Astronot dört yıldır her gece hiç bıkmadan Umuttepesi’ne çıkıp farklı gezegenlerden sinyal yakalamaya çalışıyordu. Bu gece de o gecelerden biriydi. Astronot ’un sabrı giderek tükenmeye başlamıştı. Sadece sabrı tükense yine iyiydi. Umutları da giderek tükeniyordu. Savaşların, tecavüzlerin, katliamların, hastalıkların olmadığı yani kısacası “insan” denilen varlığın olmadığı herhangi bir yerde yaşayabilme umudu onu hayata bağlayan tek şeydi. Şimdi ise o da git gide kendisini terk ediyordu.
Astronot planetfonu kapattı ve gecesinin umut parçacıkları olan yıldızları izlemeye başladı. “Bu dünyadan iki şekilde kaçabilirim.” dedi kendi kendi kendine. “Ya yukarı çıkıp ölene kadar orada yaşarım ya da burada ölüp aşağıda gömülerek sonsuza dek yok olurum. Eğer ki yukarı çıkmayı başaramazsam aşağı yuvarlanırım ben de.” diye söylendi. Planetfonuna baktı ve ona “Yukarı mı çıkacağım yoksa aşağı mı ineceğim her şey sana bağlı. Lütfen çalış artık.” dedi ve planetfonu yeniden açtı. Astronot’un planetfonu açmasıyla cihazın sesinin değişmesi bir oldu. Eskiden sabir bir şekilde cızırdayan ses yerini dalgalanmalar halinde kesintili kesintili cızırdayan sese bırakmıştı.

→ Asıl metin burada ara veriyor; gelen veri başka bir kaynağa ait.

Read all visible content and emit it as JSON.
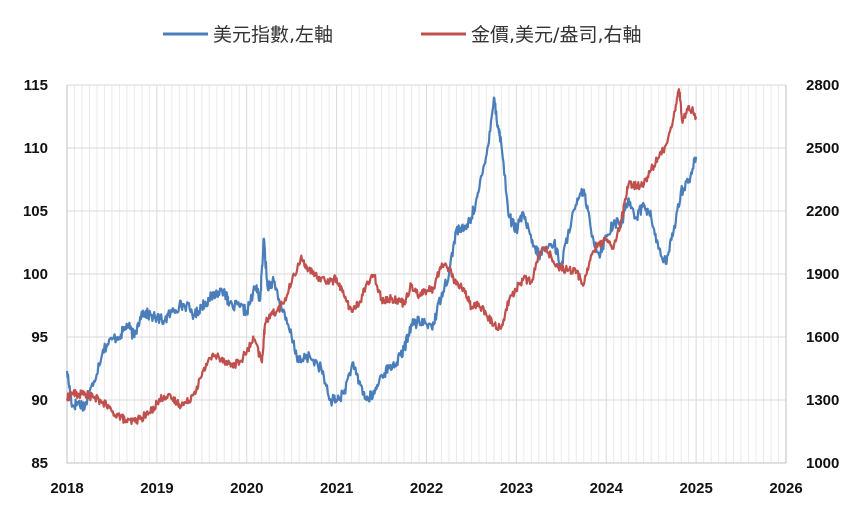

Astronot’un heyecandan elleri titriyordu. Sonunda dört yıldır beklediği sinyali yakalamayı başarmıştı. Hemen sinyali kaybetme ihtimalinin korkusuyla konuşmaya başladı. “Merhaba, ben Astronot. Dilimi bilip bilmediğinizden emin değilim ama size söylemek istediğim birkaç şey var. Dört yıldır sizden bir sinyal yakalamaya çalışıyorum. Şuan bunu başardığımı düşünüyorum. Yani umarım başarmışımdır. Sizden istediğim tek bir şey var, lütfen gelip beni alın. Burada daha fazla yaşamak istemiyorum. Tek umudum sizsiniz. Eğer gelip beni alacak olursanız her gece saat 10’dan 12’ye kadar sizi Umuttepesi’nde bekliyor olacağım.”
Astronot konuşmasını bitirdikten sonra belki onlardan cevap gelir umuduyla planetfonu açık bıraktı ama cevap gelmeyince cihazı kapattı ve evine doğru yol aldı. Astronot her ne kadar dönüt alamasa da farklı gezegenlerden birilerinin söylediklerini duyduğuna inanıyordu. Bu yüzden umutları yeniden yeşermeye başlamıştı. İçine bir gün buralardan gideceğine dair bir his doğmuştu. Ama bir yandan da gitmekten korkuyordu. Çünkü eğer giderse umut ettiği şeye ulaşmış olacaktı. Bundan sonra neyi umut edebilirdi ki? Farklı bir gezegende, insanın olmadığı bir yerde yaşama hayali onun gerçekler karşısındaki tek limanıydı. Umudu ise onu o limana götürecek olan gemisiydi. Şimdi ise o gemi Astronot’u istediği limana götürmeye geliyordu.
2. BÖLÜM
Kasaba halkı Astronot’u dört yıldır ilk defa bu kadar mutlu görüyordu. Astronot üniversiteyi bitirip kasabasına geri döndüğünden beri hiç kimseyle konuşmamış, geceleri Umuttepesi’ne gittiği zamanlar hariç hiç dışarı çıkmamış, kendisini planetfonu icat edip başka gezegenlerdeki varlıklarla iletişim kurmaya adamıştı.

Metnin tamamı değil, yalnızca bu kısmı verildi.